Look, despite the stories people tried to tell themselves after the debate dispositively showed that Biden made a very serious error by running again, 1)the 2024 polls were accurate within a typical range of error, and 2)to the extent they were off they underestimated Trump’s disproportionately-dependent-on-sporadic-and-first-time-voters support (just much more modestly than 2020 or 2016.) Combined with Biden’s inability to run a normal presidential campaign, the question is not whether Biden would have won, but whether he would have been able to win New Jersey and Virginia. Biden staying on would have meant Trump winning a majority of the popular vote and (most importantly) Republicans probably would have won every Senate Battleground and gotten a more substantial House majority as well. It’s dismaying that Biden and his inner circle are still deluded about that.
He is, on the other hand, right about this:
In private, Biden has also said he should have picked someone other than Merrick Garland as attorney general, complaining about the Justice Department’s slowness under Garland in prosecuting Trump, and its aggressiveness in prosecuting Biden’s son Hunter, according to people familiar with his comments.

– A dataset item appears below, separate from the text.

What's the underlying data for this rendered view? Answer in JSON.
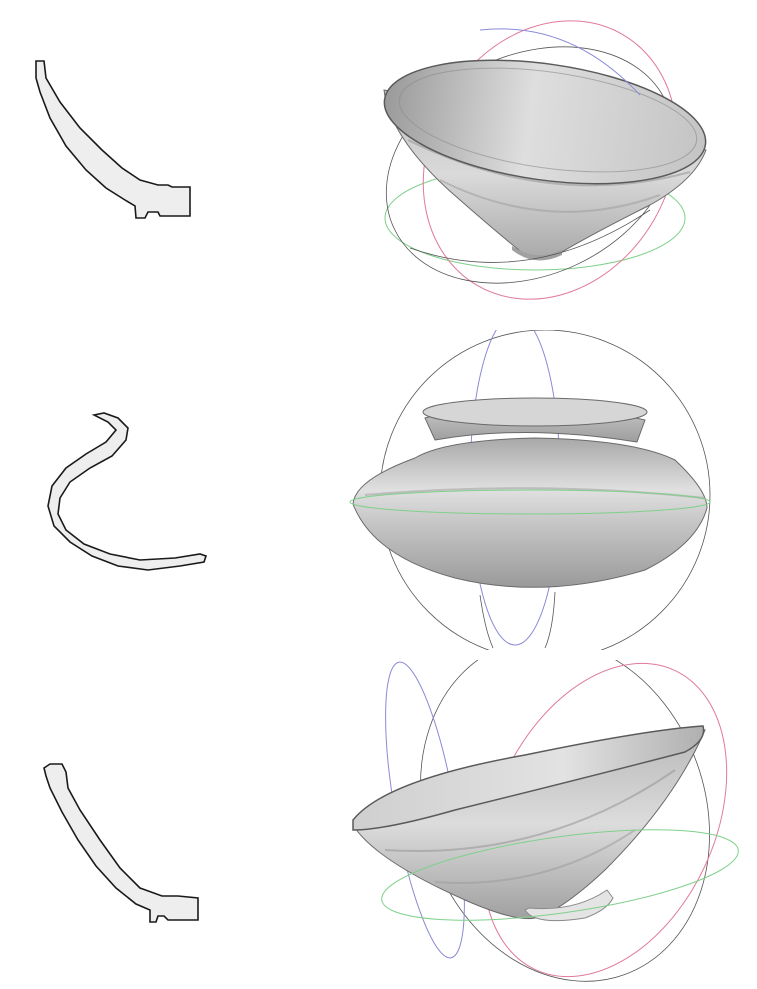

During the 2020 presidential transition, Biden’s attorney general selection pitted some of hisclosest aides against each other. Former senator Ted Kaufman (D-Delaware) and Mark Gitenstein, both longtime friends of Biden, advocated for the president naming then-Sen. Doug Jones (D-Alabama) as attorney general, arguing that as a politician he would be better able to navigate the bitterly partisan moment.
But Ron Klain, Biden’s incoming chief of staff, pushed for Garland. He stressed that Garland — a federal judge with a sterling reputation for independence and fairness — would show Americans that Biden was rebuilding a department badly shaken by Trump’s political attacks.
Biden was persuaded, and some Democrats believe the decision had devastating results. Had the Justice Department moved faster to prosecute Trump for allegedly seeking to overturn the 2020 election and mishandling classified documents, they say, the former president might have faced a politically damaging trial before the election. (Others blame the Supreme Court and a Trump-appointed judge in Florida for repeatedly siding with the former president and delaying the cases; the Justice Department declined to comment.)
I know some progressive analysts have divided the administration into a good part (the Klain era) and a less good part (the Zients era.) This shows that the truth is almost certainly more complicated, and the differences after the 2022 midterms more about Dems losing the House and Biden’s declining energy as opposed to the shift in chief of staff. And ultimately you can’t blame Klain — Biden was also getting some good advice from trusted figures about the AG pick and just picked the wrong one. And while the final qualification about how various Republican judges were going to be a formidable barrier to federal prosecutions are true, Garland also made it a lot easier for them, which Biden at least now recognizes.